In companies, particularly SMEs, there can be an individual(s) that are crucial, or key to the success of the company. If the company was to lose this individual(s) to death or illness, it could place the survival of the business at added risk.

At MBC Financial Limited, we assist in the process of ensuring the Company’s understanding that those people of most value tend to generate Income and should attract the same attention to
Insurance as a motor fleet or piece of machinery.
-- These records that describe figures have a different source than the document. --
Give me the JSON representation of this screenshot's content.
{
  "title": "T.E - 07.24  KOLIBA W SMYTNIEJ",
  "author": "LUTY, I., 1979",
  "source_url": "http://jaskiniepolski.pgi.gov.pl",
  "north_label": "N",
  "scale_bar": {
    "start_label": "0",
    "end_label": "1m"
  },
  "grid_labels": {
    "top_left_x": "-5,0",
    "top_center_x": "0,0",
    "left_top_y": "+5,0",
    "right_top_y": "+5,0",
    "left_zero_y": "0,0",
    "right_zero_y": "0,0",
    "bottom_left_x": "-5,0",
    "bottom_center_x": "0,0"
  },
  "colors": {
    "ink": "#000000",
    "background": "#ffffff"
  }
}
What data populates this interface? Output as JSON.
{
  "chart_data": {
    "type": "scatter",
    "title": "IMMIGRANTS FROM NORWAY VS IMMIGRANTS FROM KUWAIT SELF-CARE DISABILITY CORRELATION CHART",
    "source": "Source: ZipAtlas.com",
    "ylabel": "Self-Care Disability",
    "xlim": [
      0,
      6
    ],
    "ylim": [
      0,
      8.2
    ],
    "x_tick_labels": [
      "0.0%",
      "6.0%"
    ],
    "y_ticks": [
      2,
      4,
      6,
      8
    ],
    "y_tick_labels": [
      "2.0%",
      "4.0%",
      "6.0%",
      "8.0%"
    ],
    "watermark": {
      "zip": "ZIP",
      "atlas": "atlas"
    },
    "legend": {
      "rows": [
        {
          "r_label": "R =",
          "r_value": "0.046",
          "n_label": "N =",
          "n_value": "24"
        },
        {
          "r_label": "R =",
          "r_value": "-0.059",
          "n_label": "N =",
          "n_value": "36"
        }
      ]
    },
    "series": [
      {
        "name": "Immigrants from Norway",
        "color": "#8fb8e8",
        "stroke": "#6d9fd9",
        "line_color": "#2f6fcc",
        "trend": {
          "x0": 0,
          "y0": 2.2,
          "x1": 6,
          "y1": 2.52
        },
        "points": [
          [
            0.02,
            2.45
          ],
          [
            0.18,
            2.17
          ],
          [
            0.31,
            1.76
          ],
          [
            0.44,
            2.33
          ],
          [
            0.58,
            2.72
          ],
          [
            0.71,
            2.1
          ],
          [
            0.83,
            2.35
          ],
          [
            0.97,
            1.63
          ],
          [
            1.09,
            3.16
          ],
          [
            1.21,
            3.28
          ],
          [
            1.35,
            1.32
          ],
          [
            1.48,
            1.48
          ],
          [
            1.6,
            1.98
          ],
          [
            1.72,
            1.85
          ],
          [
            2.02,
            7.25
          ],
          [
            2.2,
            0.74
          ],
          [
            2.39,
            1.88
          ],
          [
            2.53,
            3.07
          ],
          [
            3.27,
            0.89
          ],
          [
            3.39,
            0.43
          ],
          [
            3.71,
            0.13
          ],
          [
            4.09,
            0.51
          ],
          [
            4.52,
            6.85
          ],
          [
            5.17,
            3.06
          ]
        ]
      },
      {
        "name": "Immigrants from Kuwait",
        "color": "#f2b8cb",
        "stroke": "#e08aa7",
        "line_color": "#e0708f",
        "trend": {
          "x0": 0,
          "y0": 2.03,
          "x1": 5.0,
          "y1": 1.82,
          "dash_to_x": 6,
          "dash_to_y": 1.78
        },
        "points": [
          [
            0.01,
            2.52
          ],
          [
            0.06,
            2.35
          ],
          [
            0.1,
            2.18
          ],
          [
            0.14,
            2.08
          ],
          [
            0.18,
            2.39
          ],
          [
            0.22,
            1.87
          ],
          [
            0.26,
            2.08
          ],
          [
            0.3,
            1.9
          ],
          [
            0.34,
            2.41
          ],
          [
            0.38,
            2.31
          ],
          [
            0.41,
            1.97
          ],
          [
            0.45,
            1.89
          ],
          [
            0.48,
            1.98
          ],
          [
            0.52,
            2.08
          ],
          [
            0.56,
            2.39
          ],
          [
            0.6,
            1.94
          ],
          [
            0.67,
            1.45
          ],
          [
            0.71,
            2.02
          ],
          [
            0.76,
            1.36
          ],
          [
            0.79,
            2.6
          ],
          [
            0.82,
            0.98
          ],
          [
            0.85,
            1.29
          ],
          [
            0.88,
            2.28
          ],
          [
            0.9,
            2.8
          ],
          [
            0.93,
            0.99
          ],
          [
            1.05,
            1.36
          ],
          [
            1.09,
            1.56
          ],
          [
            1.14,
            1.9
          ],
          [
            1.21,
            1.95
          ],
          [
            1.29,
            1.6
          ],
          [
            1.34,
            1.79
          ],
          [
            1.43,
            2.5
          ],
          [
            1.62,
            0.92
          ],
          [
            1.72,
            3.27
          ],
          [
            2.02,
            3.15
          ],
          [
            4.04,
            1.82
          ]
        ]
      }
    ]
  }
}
Keyman insurance is the way to protect the company from these pitfalls.

Key Person Insurance or Key Man Insurance entails the application of a Life Assurance Policy initiated by a company on the life of one of its employees or directors with a view to compensating the company for an anticipated financial loss in the event of the death, contraction and survival of a specified Critical Illness, of the individual concerned.

Such a plan is designed to allow the Company to put structures and arrangements in place to financially protect the business
with a cash lump sum, capable of helping the business deal with the ensuing challenges which may involve:

  • A fall in company profits
  • Difficulty in paying your company bills
  • Recruiting a replacement
  • Repaying outstanding bank loans especially those where personal guarantees were granted
  • Purchasing a deceased Partner’s or Director’s share of the business and ensuring their estate receives the
    appropriate market value

Partnership Protection Insurance

The loss of a business partner or shareholder can have serious implications for any company. In the case of the death of a business partner, as well as losing a key contributor to the management of the organisation, shares in the company can pass on to their immediate family, which can pose questions for the business going forward:

  • Will the family want to become involved in the strategic direction of the business?
  • Will the remaining business partner(s) want to work with the new shareholders?
  • Will the partnership have to pay an income to the new shareholders?
  • Would the family prefer a cash payment instead of a stake in the business?

Partnership Protection Insurance protects both the company and the new shareholders in the event of the death of a partner.

How it works:

  • An agreement is drawn up by the shareholders by which they agree to buy back the shares in the event of the death of one of the partners from their representatives.
  • A life assurance policy is taken out by each partner to provide a fund for the buyback of shares in the event of their death. Each partner is responsible for their own life assurance premium.

The Benefits

  • The surviving partners retain control of the company, as the deceased’s shares are cancelled.
  • The dependants of a deceased partner can realise their shares for cash, shortly after death.
  • The cost of the life assurance policies is borne totally by each individual.

It’s a good idea get legal and financial advice before taking out Partnership Protection Insurance as there may be circumstances where this arrangement may not be suitable.

Shareholder Protection Insurance

The loss of a major shareholder can have serious questions for the company owners and other shareholders:

  • What happens if the shareholder’s family want to be involved with the strategic direction of the business?
  • Will the company directors want to work with a new shareholder?
  • Will the firm have to pay ongoing dividends?
  • Would the new shareholder(s) prefer a cash sum?

In this case, a contract can be drawn up by which the company buys back the shares in the event of the shareholder’s death. As a result, Shareholder Protection Insurance could prove invaluable to protect the company from a major loss.

The process

  • The company enters in an agreement to buy back the shares from the shareholder’s representatives on death.
  • A life assurance policy is taken out on every shareholder agreement to cover the fund required to buy back the shares in the event of the shareholder’s death. In this case, the company pays the policy premium.

The Benefits

  • The surviving shareholders retain control of the company, as the deceased’s shares are bought back by the company and cancelled.
  • The dependants of a deceased shareholder can realise their shares for cash, shortly after death.
  • The cost of the life assurance policies is borne totally by the company, and not by the shareholders personally.

It’s advisable to get legal and financial advice before entering into an agreement regarding Shareholder Protection Insurance, as there may be circumstances where this arrangement may not be suitable.